Non temete la democrazia araba Chiedono a gran voce l’intervento internazionale per costruire un nuovo governo e segnali concreti di solidarietà. «Non dovete aver paura della democrazia dei Paesi arabi. Ci sono problemi, è vero, ma qui vogliamo elezioni democratiche», spiega un giovane che dimostra al di là dell’età, grande maturità politica. A livello internazionale l’incertezza sul da farsi regna soprattutto dopo il rapporto commissionato dalla Lega araba, che ha registrato milizie esterne al Paese infiltrarsi sul territorio e provocare azioni sanguinose, al pari di quelle attribuite al governo di Assad.
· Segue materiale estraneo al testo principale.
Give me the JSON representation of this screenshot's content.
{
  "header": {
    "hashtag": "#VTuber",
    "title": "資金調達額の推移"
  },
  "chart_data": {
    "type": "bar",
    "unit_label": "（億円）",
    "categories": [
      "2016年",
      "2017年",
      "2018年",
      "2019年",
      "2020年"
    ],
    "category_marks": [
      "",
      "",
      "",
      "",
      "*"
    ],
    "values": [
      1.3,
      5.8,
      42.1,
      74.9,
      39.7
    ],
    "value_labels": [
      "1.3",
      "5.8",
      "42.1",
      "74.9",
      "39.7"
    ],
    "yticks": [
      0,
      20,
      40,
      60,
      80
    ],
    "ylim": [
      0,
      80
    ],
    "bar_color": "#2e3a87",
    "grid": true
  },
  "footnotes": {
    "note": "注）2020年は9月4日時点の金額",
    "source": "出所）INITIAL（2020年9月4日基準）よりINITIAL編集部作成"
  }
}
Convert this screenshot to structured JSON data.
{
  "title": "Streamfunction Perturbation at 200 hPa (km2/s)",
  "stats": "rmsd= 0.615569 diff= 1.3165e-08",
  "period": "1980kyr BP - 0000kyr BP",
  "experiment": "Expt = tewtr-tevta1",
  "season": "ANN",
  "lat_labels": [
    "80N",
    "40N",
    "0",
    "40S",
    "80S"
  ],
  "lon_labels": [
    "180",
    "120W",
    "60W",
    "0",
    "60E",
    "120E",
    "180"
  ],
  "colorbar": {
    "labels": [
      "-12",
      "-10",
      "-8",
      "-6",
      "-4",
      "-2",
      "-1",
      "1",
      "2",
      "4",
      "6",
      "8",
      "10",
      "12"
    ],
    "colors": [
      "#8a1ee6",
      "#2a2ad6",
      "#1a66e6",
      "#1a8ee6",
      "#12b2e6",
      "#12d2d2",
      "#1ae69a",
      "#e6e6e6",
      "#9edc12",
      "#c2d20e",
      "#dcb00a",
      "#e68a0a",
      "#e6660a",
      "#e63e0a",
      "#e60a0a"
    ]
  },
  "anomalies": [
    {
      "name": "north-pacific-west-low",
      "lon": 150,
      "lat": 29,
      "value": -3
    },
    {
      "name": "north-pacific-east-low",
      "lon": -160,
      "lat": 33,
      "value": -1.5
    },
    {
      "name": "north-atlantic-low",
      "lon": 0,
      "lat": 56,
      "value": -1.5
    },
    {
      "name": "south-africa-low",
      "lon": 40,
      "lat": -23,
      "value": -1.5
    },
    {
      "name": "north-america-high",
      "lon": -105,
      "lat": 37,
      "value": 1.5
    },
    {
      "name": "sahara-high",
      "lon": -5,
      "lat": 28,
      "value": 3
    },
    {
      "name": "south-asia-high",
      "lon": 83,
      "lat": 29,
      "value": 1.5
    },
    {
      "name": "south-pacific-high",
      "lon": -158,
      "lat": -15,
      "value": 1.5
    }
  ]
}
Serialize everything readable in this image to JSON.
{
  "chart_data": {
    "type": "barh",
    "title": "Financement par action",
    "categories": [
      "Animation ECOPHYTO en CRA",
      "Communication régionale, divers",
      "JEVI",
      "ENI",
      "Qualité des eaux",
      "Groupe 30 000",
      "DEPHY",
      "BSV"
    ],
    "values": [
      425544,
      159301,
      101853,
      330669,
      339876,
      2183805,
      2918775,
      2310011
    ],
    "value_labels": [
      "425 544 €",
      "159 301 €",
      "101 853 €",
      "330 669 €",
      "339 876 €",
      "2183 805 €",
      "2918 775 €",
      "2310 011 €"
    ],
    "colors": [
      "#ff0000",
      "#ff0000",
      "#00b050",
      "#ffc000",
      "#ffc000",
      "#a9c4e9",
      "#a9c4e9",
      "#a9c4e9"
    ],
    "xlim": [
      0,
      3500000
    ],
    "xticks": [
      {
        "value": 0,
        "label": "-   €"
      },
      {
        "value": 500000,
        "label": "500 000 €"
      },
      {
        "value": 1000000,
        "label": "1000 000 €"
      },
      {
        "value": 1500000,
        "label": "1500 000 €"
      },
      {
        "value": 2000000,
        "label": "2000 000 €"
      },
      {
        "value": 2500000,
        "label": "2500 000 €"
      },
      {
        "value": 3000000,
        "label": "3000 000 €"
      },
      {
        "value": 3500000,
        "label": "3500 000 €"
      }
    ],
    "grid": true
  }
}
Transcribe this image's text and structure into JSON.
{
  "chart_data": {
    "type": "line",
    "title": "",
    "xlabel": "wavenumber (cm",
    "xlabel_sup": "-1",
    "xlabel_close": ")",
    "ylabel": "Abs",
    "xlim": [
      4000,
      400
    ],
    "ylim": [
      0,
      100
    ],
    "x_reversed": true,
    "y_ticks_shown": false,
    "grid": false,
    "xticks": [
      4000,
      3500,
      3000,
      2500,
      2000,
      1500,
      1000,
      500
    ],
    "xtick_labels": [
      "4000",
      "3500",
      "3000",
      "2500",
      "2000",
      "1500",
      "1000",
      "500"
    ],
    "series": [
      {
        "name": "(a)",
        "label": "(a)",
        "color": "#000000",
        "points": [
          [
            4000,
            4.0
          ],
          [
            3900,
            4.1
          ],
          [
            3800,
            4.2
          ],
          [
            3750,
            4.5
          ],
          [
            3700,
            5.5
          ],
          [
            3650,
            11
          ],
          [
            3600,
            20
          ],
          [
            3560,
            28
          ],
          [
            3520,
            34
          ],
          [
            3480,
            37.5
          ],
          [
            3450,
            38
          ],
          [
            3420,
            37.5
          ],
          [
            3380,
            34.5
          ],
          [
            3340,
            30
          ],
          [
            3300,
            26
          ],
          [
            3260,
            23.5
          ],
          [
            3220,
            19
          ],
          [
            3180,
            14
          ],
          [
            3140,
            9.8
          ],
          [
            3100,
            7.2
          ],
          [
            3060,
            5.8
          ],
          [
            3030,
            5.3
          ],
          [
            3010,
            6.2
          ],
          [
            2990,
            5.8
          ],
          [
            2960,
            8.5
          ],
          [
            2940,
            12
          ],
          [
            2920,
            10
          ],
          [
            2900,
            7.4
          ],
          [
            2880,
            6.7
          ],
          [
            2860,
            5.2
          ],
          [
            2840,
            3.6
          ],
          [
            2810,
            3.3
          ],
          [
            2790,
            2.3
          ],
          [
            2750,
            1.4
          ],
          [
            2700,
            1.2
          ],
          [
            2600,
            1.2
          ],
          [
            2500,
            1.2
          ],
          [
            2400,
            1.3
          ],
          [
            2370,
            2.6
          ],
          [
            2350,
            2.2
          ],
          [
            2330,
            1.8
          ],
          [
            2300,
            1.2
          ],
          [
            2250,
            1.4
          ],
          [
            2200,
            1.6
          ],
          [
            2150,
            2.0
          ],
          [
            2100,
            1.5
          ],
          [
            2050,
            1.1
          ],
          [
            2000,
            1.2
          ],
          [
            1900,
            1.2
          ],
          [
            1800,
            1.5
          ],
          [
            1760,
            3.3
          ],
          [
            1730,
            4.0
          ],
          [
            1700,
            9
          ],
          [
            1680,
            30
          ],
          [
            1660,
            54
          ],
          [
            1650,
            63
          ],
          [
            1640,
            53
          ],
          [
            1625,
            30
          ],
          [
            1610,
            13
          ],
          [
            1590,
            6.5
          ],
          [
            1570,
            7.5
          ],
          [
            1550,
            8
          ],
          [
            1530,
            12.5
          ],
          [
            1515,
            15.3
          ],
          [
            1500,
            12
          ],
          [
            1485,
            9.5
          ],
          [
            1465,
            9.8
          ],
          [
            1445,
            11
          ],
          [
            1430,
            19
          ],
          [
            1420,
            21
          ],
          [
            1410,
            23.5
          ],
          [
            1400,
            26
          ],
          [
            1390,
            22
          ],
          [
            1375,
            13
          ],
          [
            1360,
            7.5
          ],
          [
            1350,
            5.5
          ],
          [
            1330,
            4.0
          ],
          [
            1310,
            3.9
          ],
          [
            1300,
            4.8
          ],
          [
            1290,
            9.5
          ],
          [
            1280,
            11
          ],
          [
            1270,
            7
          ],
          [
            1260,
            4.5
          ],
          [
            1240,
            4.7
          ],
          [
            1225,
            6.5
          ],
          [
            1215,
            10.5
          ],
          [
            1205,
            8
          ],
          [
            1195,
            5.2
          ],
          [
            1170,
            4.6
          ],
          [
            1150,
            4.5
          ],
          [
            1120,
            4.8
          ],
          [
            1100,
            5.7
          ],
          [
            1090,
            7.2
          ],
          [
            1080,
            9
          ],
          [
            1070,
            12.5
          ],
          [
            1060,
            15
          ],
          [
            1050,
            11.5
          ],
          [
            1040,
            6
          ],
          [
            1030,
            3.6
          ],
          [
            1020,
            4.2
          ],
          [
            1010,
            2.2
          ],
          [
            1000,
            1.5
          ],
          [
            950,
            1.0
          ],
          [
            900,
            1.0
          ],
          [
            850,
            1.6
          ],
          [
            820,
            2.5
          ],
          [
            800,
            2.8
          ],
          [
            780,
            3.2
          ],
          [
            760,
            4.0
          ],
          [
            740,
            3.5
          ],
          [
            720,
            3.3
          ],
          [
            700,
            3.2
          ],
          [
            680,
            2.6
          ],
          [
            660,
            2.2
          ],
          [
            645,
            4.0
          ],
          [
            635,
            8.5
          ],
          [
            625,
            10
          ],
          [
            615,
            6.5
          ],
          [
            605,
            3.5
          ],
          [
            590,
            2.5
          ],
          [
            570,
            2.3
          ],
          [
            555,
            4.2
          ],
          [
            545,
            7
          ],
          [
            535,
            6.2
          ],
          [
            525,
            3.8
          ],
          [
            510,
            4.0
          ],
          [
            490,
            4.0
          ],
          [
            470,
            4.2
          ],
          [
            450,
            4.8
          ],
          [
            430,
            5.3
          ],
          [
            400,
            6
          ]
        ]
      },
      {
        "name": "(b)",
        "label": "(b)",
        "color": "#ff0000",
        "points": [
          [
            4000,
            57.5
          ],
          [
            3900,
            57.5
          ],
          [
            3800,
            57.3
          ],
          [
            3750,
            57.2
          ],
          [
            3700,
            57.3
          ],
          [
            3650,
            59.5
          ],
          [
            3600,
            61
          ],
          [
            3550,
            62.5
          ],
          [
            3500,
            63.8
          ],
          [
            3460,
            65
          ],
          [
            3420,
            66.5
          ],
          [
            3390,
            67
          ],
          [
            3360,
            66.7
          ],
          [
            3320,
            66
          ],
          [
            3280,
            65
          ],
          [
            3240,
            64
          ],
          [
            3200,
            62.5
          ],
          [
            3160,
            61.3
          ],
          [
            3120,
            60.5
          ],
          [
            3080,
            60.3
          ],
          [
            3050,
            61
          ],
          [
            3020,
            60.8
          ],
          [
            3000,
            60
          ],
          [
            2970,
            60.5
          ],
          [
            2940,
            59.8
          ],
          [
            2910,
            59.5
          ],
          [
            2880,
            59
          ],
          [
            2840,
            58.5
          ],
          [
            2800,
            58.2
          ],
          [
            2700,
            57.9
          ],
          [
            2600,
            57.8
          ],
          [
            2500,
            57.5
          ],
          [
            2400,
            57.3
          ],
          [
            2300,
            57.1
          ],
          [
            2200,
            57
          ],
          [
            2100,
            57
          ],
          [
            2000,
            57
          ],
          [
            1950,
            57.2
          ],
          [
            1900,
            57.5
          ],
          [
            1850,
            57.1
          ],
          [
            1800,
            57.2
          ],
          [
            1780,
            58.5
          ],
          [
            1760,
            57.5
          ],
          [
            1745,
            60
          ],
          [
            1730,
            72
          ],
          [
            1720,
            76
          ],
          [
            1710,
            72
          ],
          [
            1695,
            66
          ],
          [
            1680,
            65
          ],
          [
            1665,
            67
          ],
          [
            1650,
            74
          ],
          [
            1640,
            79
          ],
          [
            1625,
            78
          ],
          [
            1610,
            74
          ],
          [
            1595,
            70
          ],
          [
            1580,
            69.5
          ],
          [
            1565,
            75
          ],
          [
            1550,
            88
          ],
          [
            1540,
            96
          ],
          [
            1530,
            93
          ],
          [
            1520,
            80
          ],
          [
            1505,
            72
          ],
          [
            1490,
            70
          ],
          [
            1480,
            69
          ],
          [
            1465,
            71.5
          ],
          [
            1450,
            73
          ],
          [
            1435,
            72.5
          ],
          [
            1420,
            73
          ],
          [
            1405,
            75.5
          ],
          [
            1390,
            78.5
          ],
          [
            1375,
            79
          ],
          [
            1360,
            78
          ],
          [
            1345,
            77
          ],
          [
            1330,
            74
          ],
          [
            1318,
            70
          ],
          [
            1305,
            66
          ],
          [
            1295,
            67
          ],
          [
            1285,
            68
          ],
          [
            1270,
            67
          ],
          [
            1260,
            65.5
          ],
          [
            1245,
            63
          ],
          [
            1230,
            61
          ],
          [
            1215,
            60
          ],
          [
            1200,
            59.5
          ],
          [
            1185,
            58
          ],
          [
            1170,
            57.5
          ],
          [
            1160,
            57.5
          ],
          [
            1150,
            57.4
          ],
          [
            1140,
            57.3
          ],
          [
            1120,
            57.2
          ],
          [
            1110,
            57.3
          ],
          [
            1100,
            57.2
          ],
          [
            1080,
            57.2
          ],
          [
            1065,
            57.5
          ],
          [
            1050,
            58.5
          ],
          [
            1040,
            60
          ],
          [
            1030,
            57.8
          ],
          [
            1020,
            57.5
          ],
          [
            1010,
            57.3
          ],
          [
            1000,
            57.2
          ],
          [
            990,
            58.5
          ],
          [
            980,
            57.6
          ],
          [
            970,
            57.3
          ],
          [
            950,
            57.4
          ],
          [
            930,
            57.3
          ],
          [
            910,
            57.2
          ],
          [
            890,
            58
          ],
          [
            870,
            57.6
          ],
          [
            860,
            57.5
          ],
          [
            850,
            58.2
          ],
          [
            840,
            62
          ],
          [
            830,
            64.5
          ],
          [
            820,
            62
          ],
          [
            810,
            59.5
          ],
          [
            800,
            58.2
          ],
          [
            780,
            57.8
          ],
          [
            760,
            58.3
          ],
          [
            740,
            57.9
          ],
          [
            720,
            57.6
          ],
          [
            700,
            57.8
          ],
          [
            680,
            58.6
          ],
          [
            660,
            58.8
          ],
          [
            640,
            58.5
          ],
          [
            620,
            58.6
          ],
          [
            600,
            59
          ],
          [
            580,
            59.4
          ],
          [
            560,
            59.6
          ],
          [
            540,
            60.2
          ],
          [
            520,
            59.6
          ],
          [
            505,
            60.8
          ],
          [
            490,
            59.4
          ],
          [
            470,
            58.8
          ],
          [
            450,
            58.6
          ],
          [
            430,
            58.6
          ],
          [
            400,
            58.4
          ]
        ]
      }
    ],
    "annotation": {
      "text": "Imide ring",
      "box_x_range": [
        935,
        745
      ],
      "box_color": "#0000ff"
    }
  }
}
Il governo turco I profughi sono preoccupati per la loro permanenza in Turchia e vogliono tornare alla normalità, soprattutto per i bambini. Se l’estate nelle tende, pur nuovissime, non è stata certo gradevole per le alte temperature, l’inverno, per il freddo gelido, si è rivelato una vera e propria tragedia, a detta di varie ong che lavorano sul territorio.
Il governo turco, da parte, sua aveva pensato di trasferire i rifugiati in casette prefabbricate e in container nella regione di Kilis, diversi chilometri verso l’interno, rispetto alla zone di frontiera in cui sorgono i campi di tende. Purtroppo, tra ottobre e novembre, cinque terremoti in cinque settimane, con le loro tremila scosse, hanno ritardato notevolmente la costruzione di questi centri e provocato il crollo di numerosi elettrodotti, con frequenti interruzioni di energia elettrica e di acqua. Le condizioni di vita già precarie si sono aggravate soprattutto per i vecchi, i bambini e gli ammalati. La Mezzaluna rossa turca ha distribuito coperte aggiuntive a 900-1000 persone e in uno dei campi, donne e bambini sono stati spostati temporaneamente in un edificio scolastico, ma ora sono tornati in tenda. Chi soffre di più per le rigide condizioni metereologiche sono i residenti dei campi della regione di Hatay: per loro sono state previste altre soluzioni abitative nella parte orientale del Paese.
Pur non avendo aderito ad alcuni capitoli della convezione di Ginevra sullo stato dei rifugiati, la Turchia, verso questi “invitati” – così li considera il vicegovernatore che ha accompagnato la delegazione europea –, sta rispettando tutte le norme sui diritti umani: dai pasti all’assistenza medica. «Certo è che la parola “invito”, indica comunque una solidarietà a termine», conclude Santini. E tutto questo mentre in Siria la parola fine sembra ben lontana.